Na faculdade, ser mentiroso é questão de sobrevivência. O meu irmão, por exemplo, vive às turras com aquele indivíduo que existe em todo ambiente de ensino: o professor filho-da-puta. O cara, o meu irmão, já está de férias - menos em uma matéria: a do professor. Precisa ir sexta-feira até Campinas fazer uma prova ridícula, e vai ter que esperar até às 11 e meia, término do curso. Não sabe o que fazer para sair mais cedo. Eu logo ajudei, sugerindo uma desculpa muito boa: a da hemorróida. "Fala que vai operar urgentemente, que está doendo pra diabo!", aconselhei. Até o Maluf teria sentimentos frente a um caso desses.

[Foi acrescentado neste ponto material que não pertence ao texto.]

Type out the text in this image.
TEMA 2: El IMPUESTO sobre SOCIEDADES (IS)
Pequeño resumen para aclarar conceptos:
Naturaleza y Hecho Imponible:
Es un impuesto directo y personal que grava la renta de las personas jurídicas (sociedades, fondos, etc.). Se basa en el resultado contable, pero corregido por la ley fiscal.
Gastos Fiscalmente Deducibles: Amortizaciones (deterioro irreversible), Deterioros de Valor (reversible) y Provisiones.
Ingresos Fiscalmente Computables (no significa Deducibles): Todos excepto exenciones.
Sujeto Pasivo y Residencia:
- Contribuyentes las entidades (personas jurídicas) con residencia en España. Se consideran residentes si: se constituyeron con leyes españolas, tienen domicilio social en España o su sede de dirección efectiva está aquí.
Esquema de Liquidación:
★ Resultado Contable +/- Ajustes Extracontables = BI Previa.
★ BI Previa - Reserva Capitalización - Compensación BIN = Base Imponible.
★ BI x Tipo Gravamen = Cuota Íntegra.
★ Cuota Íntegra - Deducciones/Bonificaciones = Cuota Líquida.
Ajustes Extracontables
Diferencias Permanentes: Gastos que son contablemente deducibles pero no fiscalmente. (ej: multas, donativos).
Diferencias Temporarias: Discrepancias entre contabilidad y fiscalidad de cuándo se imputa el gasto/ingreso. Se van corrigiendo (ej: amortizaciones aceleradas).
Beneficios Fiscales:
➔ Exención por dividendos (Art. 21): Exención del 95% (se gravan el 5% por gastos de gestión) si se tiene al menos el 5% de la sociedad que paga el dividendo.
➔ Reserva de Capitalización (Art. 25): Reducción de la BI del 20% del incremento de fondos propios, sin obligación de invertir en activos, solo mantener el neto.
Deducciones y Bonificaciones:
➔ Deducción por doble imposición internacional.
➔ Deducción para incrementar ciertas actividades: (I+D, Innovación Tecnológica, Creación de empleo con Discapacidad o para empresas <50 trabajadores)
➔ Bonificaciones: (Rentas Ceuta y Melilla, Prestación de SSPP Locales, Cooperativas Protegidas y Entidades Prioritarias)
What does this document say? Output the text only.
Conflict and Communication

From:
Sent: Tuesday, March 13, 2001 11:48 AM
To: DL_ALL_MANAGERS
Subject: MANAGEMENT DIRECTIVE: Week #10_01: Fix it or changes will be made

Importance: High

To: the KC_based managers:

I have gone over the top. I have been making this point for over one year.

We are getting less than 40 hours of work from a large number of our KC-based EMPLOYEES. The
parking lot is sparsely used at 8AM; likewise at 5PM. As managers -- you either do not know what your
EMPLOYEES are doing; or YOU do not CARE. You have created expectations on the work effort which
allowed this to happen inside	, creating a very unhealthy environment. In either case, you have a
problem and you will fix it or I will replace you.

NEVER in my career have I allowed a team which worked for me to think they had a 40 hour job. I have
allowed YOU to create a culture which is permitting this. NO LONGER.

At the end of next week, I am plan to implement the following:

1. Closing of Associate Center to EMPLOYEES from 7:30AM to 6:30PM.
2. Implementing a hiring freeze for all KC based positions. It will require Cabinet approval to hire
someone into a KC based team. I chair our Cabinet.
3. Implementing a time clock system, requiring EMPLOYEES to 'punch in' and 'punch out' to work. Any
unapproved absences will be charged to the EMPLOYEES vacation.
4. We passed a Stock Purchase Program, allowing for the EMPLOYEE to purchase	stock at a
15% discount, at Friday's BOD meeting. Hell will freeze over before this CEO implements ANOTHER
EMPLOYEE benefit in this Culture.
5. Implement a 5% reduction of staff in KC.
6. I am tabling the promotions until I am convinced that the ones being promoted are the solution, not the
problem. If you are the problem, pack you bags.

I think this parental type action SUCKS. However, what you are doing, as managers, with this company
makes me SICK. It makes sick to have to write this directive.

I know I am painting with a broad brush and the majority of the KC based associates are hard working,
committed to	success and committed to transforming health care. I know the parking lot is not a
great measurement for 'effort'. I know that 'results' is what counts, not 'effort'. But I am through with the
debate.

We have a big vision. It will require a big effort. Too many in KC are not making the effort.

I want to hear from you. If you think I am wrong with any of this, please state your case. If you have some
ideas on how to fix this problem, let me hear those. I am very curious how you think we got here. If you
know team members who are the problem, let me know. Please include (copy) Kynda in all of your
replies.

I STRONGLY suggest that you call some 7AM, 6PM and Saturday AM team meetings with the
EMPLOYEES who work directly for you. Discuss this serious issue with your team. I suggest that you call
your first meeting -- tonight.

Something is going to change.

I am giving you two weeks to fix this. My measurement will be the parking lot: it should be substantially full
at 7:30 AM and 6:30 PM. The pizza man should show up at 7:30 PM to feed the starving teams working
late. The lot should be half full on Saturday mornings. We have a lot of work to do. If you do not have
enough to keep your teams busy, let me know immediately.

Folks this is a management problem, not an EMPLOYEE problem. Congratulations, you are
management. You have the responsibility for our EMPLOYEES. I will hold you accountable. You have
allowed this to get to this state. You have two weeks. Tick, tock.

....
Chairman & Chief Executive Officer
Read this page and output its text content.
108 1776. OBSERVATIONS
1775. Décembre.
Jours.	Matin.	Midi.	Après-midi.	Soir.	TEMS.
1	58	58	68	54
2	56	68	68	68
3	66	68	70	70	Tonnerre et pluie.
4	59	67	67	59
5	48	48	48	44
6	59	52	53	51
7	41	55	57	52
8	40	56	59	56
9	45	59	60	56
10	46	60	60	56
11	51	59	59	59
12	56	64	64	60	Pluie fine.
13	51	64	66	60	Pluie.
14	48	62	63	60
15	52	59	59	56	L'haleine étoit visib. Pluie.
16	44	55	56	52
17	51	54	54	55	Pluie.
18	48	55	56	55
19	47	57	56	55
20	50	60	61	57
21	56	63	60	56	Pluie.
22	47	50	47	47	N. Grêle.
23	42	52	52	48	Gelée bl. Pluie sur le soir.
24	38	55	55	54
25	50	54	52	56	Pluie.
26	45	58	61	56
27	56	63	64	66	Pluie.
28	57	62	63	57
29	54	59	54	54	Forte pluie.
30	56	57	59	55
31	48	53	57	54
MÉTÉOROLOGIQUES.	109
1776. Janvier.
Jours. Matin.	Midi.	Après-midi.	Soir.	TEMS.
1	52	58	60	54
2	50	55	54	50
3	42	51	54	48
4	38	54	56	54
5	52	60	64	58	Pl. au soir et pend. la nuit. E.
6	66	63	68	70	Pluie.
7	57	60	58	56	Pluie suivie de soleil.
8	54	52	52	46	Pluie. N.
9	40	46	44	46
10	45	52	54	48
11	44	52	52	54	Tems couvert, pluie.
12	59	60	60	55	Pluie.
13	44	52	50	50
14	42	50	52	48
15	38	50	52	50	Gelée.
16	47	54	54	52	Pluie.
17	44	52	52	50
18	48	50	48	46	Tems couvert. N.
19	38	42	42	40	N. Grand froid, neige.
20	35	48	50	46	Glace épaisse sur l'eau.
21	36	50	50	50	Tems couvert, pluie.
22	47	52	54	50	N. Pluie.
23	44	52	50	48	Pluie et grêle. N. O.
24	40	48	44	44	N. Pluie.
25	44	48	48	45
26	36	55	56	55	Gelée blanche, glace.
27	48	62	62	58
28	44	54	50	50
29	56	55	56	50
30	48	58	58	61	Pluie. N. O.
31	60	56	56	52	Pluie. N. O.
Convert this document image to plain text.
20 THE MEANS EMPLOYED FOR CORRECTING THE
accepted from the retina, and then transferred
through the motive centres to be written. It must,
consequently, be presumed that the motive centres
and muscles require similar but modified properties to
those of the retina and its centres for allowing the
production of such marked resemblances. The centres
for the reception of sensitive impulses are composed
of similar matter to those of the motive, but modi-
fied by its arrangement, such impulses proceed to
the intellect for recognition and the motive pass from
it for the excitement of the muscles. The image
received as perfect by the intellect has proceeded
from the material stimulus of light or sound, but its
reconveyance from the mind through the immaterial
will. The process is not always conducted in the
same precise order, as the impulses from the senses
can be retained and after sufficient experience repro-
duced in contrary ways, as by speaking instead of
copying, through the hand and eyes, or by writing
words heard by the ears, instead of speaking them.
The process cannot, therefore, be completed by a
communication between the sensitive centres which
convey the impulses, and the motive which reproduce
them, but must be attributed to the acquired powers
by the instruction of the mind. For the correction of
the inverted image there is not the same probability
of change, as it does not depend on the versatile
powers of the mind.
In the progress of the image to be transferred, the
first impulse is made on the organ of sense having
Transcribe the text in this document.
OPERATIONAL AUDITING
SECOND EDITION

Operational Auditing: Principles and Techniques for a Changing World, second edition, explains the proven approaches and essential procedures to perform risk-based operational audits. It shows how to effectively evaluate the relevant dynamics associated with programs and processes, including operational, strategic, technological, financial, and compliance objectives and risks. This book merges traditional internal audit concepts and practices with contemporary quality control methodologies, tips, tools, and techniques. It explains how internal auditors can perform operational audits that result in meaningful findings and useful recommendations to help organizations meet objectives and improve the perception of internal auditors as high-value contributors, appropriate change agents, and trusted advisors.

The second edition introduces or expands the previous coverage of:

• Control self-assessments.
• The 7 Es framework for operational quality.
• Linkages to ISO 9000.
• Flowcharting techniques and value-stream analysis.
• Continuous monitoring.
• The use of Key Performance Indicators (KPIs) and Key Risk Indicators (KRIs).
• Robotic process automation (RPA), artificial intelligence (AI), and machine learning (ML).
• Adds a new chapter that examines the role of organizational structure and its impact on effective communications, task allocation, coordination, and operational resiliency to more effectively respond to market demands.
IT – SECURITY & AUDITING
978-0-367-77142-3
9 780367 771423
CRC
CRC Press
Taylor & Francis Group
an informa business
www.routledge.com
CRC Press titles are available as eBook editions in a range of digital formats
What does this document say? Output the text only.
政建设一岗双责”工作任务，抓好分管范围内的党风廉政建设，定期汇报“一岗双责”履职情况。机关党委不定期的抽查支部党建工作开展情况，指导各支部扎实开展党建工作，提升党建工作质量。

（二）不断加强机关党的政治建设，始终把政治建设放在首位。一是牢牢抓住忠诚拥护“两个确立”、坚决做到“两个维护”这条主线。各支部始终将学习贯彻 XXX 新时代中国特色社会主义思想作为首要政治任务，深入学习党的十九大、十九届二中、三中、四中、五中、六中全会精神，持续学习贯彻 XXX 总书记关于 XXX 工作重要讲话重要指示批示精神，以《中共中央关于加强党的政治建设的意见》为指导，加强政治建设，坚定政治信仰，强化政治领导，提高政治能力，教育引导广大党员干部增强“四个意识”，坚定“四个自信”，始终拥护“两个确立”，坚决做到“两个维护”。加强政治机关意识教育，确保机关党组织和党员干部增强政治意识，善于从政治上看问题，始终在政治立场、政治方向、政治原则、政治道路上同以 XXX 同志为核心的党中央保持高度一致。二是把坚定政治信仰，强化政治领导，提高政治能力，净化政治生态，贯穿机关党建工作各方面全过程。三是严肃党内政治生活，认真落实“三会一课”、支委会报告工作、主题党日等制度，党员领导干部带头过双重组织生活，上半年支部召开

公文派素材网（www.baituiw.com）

O tonto, o meu irmão, não gostou. Tem vergonha de usar a palavra "hemorróida". Indiquei outra falácia, também relacionada à cirurgia: a septicemia. Professor de engenharia, nem vai saber do que se trata, mas vai julgar como algo sério. O retardado, o meu irmão, gostou - embora também não saiba o que há por trás da palavra de cunho médico.
É que ele, o meu irmão, tem vergonha das coisas, e um mentiroso, para começar, tem que ser desavergonhado, já dizia vovô. Como um bom mentiroso, diria ao meu mestre: "Profi, libera mais cedo? Vou fazer uma cirurgia no pingolinho, está doendo horrores para mijar, e tu sabes a emergência dá parada, não é?".
Septicemia é isso aí. Coitado do "operado", o meu irmão.